Anybody ever tried FlexRaid?

I would like to build a homemade NAS, but I'm still in doubt how I would do that.

On one side, there's ZFS. To use this, I would use fine free programs like FreeNAS, NAS4Free (basically the continued development of FreeNAS 7 after it was sold by the original author) and ZFSGuru. The only thing holding me back here is that ZFS uses a relative big amount of disk space for parity and that it needs a LOT of memory if you want to use the more advanced features like deduplication (about 4GB/RAM per 1TB of storage)

On the other side there's unRAID. UnRAID has been there for a few years now, but it seems development is rather slow. On the other hand, it seems to be pretty stable and has a very active user base. One very big plus I think is that it was withstand the loss of one disk without loosing data, but should more than one disk fail, you still only loose the data on those failed disks: the data on the other disks can still be read by installing the disks into a different pc.

So I thought I would go for an unRAID system. It seems the best option there was for home users. The downside is: it costs if you want to use it with more than 3 disks (or want to use a cache disk to speed things up): $69 for use with up to 6 disks and $119 for use with a maximum of 21 disks.

But today I stumbled onto the page of SnapRAID. Though SnapRAID didn't seem for me because it's uses CLI, and is still pretty young, it did draw my attention to another product: FlexRaid. Now, this does look interesting! It's a system that can be used on both Windows and Linux. It offers both drive pooling and Parity Data Protection. It allows you to add drives later to the pool to expand it. These drives don't even need to be empty or formatted! Should it fail, you can recover the loss of up to 3 drives! AND you can still read the data on the disks if you pull the from the array and plug them into another computer. It's also not free (anymore), but it costs less than unRAID.
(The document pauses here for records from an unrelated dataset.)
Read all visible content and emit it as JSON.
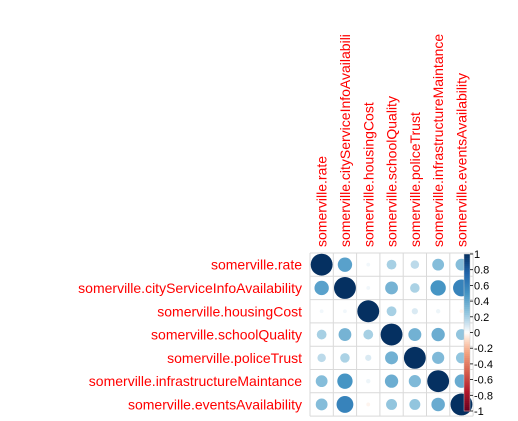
{
  "chart_data": {
    "type": "heatmap",
    "variables": [
      "somerville.rate",
      "somerville.cityServiceInfoAvailability",
      "somerville.housingCost",
      "somerville.schoolQuality",
      "somerville.policeTrust",
      "somerville.infrastructureMaintance",
      "somerville.eventsAvailability"
    ],
    "col_labels": [
      "somerville.rate",
      "somerville.cityServiceInfoAvailabili",
      "somerville.housingCost",
      "somerville.schoolQuality",
      "somerville.policeTrust",
      "somerville.infrastructureMaintance",
      "somerville.eventsAvailability"
    ],
    "matrix": [
      [
        1.0,
        0.43,
        0.03,
        0.2,
        0.15,
        0.29,
        0.29
      ],
      [
        0.43,
        1.0,
        0.03,
        0.34,
        0.19,
        0.49,
        0.59
      ],
      [
        0.03,
        0.03,
        1.0,
        0.2,
        0.08,
        0.04,
        -0.03
      ],
      [
        0.2,
        0.34,
        0.2,
        1.0,
        0.35,
        0.37,
        0.25
      ],
      [
        0.15,
        0.19,
        0.08,
        0.35,
        1.0,
        0.31,
        0.25
      ],
      [
        0.29,
        0.49,
        0.04,
        0.37,
        0.31,
        1.0,
        0.38
      ],
      [
        0.29,
        0.59,
        -0.03,
        0.25,
        0.25,
        0.38,
        1.0
      ]
    ],
    "colorbar": {
      "ticks": [
        "1",
        "0.8",
        "0.6",
        "0.4",
        "0.2",
        "0",
        "-0.2",
        "-0.4",
        "-0.6",
        "-0.8",
        "-1"
      ],
      "range": [
        -1,
        1
      ]
    },
    "label_color": "#ff0000",
    "positive_color": "#053061",
    "negative_color": "#67001f",
    "grid": true
  }
}
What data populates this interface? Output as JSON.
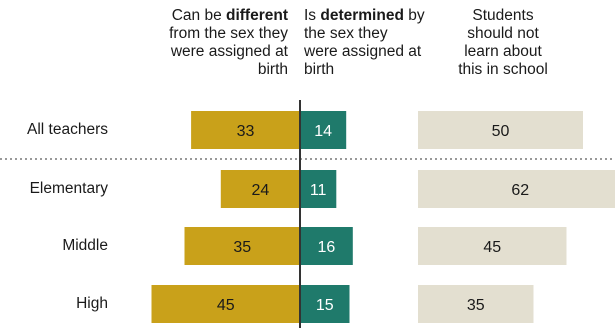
{
  "headers": {
    "different_pre": "Can be ",
    "different_bold": "different",
    "different_post": "\nfrom the sex they\nwere assigned at\nbirth",
    "determined_pre": "Is ",
    "determined_bold": "determined",
    "determined_post": " by\nthe sex they\nwere assigned at\nbirth",
    "not_learn": "Students\nshould not\nlearn about\nthis in school"
  },
  "colors": {
    "different": "#c9a11a",
    "determined": "#1f7a6b",
    "not_learn": "#e3dfd0",
    "axis": "#333333",
    "divider": "#999999"
  },
  "chart_data": {
    "type": "bar",
    "categories": [
      "All teachers",
      "Elementary",
      "Middle",
      "High"
    ],
    "series": [
      {
        "values": [
          33,
          24,
          35,
          45
        ]
      },
      {
        "values": [
          14,
          11,
          16,
          15
        ]
      },
      {
        "values": [
          50,
          62,
          45,
          35
        ]
      }
    ]
  }
}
About the only thing I don't really like about it, is that it is only a Raid system and not a real NAS. The way I understand it , you can just as well install this onto your desktop PC. But I really would like a NAS to put things centralised on the network. On the other hand, I think this could be solved because it can be installed with OpenMediaVault as well. (this is the next project from the original FreeNAS author).

This FlexRAID thing seems incredibly eh... flexible smile More so that anything I've ever seen. Has anybody here ever used it?